Depois da rendição, o território francês e o futebol foram divididos em duas zonas. O norte e a costa Atlântica até Paris foram diretamente ocupados pelos alemães. A região próxima ao Mediterrâneo e a França alpina foram controlados pelos colaboracionistas do regime de Vichy liderado pelo Marechal Pétain. Vichy levou o futebol a sério, declarando guerra ao profissionalismo, argumentando que o comercialismo e a competição haviam envenenado o esporte e a sociedade na decadente Terceira República. A Federação Francesa de Futebol foi posta de lado; Jules Rimet renunciou silenciosamente e desapareceu da administração do futebol durante toda a guerra. O profissionalismo era permitido, mas desde 1942, cada time tinha que por em campo pelo menos quatro sólidos amadores – um grau de comercialismo que ainda era considerado inaceitável pelo governo. Na temporada seguinte, passou a não existir mais o jogador de futebol profissional e todos os jogadores se tornaram funcionários públicos e os clubes instituições públicas. Na França, assim como na Holanda, nos longos dias cinzentos do início da década de 1940, o futebol era um entretenimento raro. Em 1942 a final da Copa da França bateu um recorde com 45 mil pessoas no Stade Colombes para ver o Red Star Olympique Audonien bater o FC Séte.

Se o futebol na Holanda e na França caminhou de forma similar e até mesmo ultrapassou a linha entre normalidade e colaboração, na Noruega ele tomou claramente o caminho da oposição e da resistência. Ao contrário da Dinamarca, que capitulou e depois reteve um grau significativo de autoridade política independente, a Noruega resistiu aos alemães e foi penalizada com a imposição de uma ditadura local tendo como testa de ferro o Partido Nazista Norueguês e seu líder Vidkun Quisling, apoiado por duas divisões alemãs. Em uma tentativa de imitar as estratégias de controle total de seus aliados alemães, os nazistas noruegueses apontaram um Sportsführer para dirigir cada um dos clubes do país. A resposta foi inequívoca. O país fez uma greve esportiva nacional. Os torcedores se afastaram, os jogadores não jogaram, os técnicos não treinaram e os administradores não organizaram. Em Oslo, o estádio Ullevaal, que tinha capacidade para 40 mil, teve jogos com menos de cem pessoas. Em Bergen, uma semifinal da Copa da Noruega teve um público de 27 pessoas. A esta altura tanto os times quanto o público eram somente meia-dúzia de fanáticos pelo regime e os bajuladores de plantão. Em contraste, os eventos esportivos ilegais floresceram no campo e estas ocasiões se tornaram cruciais para as redes da Resistência Norueguesa. O próprio Himmler estava tão preocupado com a situação da segurança na Noruega que ele fez uma visita em 1943, em um evento acompanhado por batidas policiais e prisões de muitos diretores dos clubes independentes e associações esportivas remanescentes.
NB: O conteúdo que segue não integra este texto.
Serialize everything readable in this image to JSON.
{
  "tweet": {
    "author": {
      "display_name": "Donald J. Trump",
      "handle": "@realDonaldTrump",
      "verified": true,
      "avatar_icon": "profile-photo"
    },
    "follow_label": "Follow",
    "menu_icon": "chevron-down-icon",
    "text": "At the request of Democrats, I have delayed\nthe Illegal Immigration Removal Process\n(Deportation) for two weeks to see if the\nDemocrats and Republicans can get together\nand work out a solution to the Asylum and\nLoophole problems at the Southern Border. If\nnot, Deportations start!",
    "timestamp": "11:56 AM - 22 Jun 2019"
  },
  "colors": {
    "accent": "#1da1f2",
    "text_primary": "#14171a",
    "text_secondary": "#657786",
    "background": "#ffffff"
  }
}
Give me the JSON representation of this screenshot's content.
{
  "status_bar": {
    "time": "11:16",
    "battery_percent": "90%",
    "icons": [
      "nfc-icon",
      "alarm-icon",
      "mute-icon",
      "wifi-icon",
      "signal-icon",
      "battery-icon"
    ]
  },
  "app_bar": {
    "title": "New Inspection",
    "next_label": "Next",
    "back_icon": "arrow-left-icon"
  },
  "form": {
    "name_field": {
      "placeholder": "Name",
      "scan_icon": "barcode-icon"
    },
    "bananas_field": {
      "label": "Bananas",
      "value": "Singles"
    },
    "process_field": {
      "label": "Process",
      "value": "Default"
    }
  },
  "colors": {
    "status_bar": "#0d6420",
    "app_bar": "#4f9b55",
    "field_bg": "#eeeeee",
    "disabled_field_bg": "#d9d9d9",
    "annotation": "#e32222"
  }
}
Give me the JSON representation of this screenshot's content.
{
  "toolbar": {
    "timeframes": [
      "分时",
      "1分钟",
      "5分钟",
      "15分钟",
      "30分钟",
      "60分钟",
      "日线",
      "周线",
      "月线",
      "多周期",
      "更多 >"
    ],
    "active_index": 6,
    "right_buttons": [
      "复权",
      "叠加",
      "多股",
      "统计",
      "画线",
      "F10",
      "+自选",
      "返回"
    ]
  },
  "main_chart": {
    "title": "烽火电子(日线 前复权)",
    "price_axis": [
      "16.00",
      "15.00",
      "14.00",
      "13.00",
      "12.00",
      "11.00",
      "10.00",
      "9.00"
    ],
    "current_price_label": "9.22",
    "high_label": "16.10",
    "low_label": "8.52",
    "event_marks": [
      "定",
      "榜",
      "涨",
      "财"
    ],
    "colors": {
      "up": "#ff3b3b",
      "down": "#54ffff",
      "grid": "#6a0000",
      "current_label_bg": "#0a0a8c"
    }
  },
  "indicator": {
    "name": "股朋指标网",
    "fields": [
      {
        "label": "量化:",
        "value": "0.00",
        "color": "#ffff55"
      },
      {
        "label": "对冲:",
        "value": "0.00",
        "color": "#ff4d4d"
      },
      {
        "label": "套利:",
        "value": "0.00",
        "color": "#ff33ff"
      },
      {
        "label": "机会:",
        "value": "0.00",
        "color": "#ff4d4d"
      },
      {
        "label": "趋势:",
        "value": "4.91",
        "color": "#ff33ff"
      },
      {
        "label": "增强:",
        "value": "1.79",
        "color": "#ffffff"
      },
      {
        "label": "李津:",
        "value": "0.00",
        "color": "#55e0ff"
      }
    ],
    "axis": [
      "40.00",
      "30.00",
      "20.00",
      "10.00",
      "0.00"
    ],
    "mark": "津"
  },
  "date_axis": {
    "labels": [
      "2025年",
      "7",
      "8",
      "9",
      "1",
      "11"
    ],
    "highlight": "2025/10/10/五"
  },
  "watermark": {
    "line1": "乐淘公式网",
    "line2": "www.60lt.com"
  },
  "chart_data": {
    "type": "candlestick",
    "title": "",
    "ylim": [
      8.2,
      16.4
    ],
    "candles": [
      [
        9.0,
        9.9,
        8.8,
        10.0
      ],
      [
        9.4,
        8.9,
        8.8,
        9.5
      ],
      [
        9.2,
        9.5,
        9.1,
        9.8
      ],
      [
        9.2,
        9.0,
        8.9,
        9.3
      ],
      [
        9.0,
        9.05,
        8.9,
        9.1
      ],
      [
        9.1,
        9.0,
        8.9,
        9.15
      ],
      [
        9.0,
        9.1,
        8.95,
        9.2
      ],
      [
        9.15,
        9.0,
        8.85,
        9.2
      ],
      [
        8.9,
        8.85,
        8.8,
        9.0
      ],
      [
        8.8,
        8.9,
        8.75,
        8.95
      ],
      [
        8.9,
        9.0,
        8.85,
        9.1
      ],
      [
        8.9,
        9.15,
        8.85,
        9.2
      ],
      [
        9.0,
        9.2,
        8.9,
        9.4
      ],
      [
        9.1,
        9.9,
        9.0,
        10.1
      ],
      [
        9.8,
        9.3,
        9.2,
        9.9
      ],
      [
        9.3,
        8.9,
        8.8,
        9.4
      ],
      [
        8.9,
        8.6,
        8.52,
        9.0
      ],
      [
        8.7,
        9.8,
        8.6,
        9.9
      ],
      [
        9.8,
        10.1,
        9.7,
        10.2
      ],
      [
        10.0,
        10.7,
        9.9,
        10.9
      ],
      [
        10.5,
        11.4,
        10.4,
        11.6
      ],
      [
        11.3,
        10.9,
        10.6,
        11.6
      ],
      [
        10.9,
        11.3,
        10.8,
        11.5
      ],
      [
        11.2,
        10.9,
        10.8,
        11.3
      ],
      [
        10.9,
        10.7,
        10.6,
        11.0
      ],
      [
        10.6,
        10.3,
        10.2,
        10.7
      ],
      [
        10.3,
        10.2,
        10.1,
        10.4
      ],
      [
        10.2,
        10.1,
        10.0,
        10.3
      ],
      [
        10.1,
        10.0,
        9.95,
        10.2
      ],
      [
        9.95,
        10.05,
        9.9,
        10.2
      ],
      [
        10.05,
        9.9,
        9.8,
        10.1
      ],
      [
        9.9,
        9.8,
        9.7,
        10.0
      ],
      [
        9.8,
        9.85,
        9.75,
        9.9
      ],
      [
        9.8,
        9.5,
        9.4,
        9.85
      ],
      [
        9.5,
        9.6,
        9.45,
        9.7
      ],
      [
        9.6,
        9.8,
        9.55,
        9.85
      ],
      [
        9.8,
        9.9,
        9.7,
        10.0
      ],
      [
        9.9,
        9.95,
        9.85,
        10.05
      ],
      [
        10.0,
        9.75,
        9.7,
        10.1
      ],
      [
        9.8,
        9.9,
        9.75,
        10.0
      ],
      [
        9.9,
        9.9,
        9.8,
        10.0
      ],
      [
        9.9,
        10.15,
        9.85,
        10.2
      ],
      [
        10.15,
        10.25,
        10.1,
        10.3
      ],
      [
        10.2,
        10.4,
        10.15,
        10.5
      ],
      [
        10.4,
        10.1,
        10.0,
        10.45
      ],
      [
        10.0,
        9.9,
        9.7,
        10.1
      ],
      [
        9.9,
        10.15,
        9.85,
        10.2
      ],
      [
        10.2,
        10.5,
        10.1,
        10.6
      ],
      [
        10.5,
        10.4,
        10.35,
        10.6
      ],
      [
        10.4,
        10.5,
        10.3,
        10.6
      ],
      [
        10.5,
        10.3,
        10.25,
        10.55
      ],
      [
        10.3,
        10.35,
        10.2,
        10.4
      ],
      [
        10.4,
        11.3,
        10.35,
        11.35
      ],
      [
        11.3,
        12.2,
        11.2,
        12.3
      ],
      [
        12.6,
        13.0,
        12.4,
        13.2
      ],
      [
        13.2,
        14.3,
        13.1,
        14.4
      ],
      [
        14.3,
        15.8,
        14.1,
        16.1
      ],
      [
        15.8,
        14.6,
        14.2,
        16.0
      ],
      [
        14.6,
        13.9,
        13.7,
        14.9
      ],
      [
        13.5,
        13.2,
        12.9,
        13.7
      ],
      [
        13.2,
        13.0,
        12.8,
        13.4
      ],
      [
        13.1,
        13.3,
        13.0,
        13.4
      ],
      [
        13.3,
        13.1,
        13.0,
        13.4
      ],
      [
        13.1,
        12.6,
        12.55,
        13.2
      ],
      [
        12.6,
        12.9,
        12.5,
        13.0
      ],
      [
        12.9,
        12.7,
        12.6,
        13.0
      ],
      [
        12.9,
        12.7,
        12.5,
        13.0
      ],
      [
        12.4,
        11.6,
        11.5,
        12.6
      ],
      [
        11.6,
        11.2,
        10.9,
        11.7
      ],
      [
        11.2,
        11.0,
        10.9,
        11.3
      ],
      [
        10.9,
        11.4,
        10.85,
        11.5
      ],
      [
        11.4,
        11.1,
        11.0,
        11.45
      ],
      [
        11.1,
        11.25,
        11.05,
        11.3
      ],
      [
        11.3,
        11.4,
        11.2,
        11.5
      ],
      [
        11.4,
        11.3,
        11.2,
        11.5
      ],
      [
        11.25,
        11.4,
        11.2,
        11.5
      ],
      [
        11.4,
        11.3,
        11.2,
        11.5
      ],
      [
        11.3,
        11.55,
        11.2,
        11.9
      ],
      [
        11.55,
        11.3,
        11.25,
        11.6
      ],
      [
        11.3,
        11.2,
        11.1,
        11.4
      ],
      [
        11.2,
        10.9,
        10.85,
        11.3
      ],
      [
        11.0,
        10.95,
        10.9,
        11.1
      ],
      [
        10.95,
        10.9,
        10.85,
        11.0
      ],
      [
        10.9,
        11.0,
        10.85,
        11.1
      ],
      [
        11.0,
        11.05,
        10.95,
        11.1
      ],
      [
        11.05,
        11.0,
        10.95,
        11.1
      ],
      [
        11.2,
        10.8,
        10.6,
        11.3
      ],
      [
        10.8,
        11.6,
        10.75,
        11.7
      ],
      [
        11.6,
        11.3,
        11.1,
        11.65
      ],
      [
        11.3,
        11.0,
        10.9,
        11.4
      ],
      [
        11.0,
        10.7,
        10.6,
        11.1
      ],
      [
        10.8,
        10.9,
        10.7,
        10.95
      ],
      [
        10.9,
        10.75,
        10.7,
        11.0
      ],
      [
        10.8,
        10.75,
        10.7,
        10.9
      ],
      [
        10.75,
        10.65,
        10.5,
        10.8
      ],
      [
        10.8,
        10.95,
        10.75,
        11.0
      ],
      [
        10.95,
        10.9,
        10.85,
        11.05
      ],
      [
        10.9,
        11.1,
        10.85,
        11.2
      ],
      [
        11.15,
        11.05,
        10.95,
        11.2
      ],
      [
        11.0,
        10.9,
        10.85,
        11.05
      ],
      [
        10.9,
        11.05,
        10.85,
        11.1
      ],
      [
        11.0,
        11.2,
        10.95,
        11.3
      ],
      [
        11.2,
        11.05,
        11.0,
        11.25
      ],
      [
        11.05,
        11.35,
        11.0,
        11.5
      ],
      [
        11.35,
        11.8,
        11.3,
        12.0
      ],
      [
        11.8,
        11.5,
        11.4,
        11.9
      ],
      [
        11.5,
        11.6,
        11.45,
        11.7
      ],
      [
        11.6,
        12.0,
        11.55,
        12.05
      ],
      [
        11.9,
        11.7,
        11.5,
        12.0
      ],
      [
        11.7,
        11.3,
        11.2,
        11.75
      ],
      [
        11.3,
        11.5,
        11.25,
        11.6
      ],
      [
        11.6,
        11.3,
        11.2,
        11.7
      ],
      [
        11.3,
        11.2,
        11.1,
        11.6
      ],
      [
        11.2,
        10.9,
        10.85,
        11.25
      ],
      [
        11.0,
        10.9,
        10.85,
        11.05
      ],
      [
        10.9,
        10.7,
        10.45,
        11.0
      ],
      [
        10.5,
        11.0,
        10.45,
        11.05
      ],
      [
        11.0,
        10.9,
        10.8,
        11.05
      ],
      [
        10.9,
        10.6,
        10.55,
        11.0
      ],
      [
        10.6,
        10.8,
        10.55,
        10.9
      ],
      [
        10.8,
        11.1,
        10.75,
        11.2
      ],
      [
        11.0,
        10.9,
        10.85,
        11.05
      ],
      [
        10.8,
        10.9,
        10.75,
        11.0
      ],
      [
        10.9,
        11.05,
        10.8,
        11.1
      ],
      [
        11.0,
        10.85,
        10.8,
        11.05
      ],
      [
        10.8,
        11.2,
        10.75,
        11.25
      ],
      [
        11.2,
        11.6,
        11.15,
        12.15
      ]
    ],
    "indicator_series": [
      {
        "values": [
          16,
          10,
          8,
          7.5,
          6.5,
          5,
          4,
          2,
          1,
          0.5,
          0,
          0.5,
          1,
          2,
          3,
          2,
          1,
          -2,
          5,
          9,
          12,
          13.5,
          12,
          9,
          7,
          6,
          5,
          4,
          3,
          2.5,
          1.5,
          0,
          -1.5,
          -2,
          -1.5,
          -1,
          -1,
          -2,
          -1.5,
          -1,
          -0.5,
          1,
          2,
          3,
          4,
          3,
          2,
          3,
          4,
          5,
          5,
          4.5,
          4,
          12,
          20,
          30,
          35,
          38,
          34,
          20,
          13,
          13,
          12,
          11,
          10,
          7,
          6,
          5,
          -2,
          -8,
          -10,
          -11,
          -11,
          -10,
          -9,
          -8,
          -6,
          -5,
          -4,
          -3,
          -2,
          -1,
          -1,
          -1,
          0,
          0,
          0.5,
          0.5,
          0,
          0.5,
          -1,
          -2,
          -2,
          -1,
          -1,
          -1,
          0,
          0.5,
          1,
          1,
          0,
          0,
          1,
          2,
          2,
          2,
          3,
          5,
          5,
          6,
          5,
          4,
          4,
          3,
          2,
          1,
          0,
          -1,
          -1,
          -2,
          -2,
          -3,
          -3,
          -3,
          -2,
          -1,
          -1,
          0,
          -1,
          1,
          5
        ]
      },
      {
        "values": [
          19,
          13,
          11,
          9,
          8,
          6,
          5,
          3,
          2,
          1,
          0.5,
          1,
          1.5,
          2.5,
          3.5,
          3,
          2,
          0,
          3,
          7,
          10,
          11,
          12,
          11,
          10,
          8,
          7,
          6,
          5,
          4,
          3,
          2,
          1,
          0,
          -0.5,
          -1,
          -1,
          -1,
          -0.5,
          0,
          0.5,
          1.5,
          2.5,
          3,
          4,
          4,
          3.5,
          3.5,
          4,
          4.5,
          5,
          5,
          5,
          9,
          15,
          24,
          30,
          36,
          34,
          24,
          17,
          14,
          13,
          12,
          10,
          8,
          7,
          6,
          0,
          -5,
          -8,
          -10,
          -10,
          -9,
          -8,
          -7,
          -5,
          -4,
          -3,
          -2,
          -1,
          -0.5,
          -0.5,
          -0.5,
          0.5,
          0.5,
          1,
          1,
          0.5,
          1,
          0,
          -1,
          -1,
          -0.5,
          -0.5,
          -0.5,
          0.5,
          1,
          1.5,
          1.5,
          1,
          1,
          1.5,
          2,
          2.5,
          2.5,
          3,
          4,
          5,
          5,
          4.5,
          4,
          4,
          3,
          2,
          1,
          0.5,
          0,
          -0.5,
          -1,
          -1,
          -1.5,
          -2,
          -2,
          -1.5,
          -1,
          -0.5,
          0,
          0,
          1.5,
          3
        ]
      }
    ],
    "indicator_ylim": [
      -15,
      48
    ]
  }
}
Enquanto o futebol norueguês resistiu negando-se a jogar, o futebol britânico resistiu ao continuar incondicionalmente. De início as autoridades do futebol britânico, tão criticadas por terem mantido o calendário após o início da Primeira Guerra Mundial, suspenderam os campeonatos da Football League (isto é, das quatro primeiras divisões) assim que a guerra foi declarada, em 3 de setembro de 1939. Tanto o governo quanto a opinião pública foram contrários a esta decisão. E as autoridades do futebol voltaram atrás. Os jogos da Football League foram substituídos por competições regionais. O governo impôs um teto de público de 8 mil pessoas e diante da queda da arrecadação os clubes dispersaram seus elencos, romperam contratos com os jogadores, abandonaram bônus e reduziram os salários. O dinheiro arrecadado foi para ações de caridade. Os jogadores foram liberados para jogar onde quisessem. Este caos é relembrado com carinho, como a memória histórica da linha de combate na Grã-Bretanha, por sua alegre despreocupação em face da privação e por sua capacidade de improvisação. Os times muitas vezes apareciam para um jogo sem todos os jogadores ou sem uniformes para todos e pediam a voluntários para participar, como o Major Bryson, que marcou o gol da vitória do Blackburn Rovers sobre o Burnley em 1941.

Durante a Segunda Guerra Mundial a Inglaterra sofreu 270 mil baixas militares e 65 mil civis. Seu território, embora bombardeado pesadamente durante 1940 e 1941 e nunca totalmente seguro até 1945, nunca foi invadido ou ocupado. A União Soviética lutou um outro tipo de guerra. As baixas militares foram acima de 15 milhões e as civis superaram 7 milhões. Os centros agrícolas e industriais do país foram ocupados e devastados pelos alemães. O que sobrou do parque industrial foi realocado atrás dos Urais. Kiev, Estalingrado e Leningrado foram abaladas. Os que sobreviveram o fizeram por trabalhar por salários muito baixos e lutar com inacreditável estoicismo. Não sobrava muito tempo ou energia para o futebol, formal ou informal. A liga soviética esteve fechada durante toda a guerra.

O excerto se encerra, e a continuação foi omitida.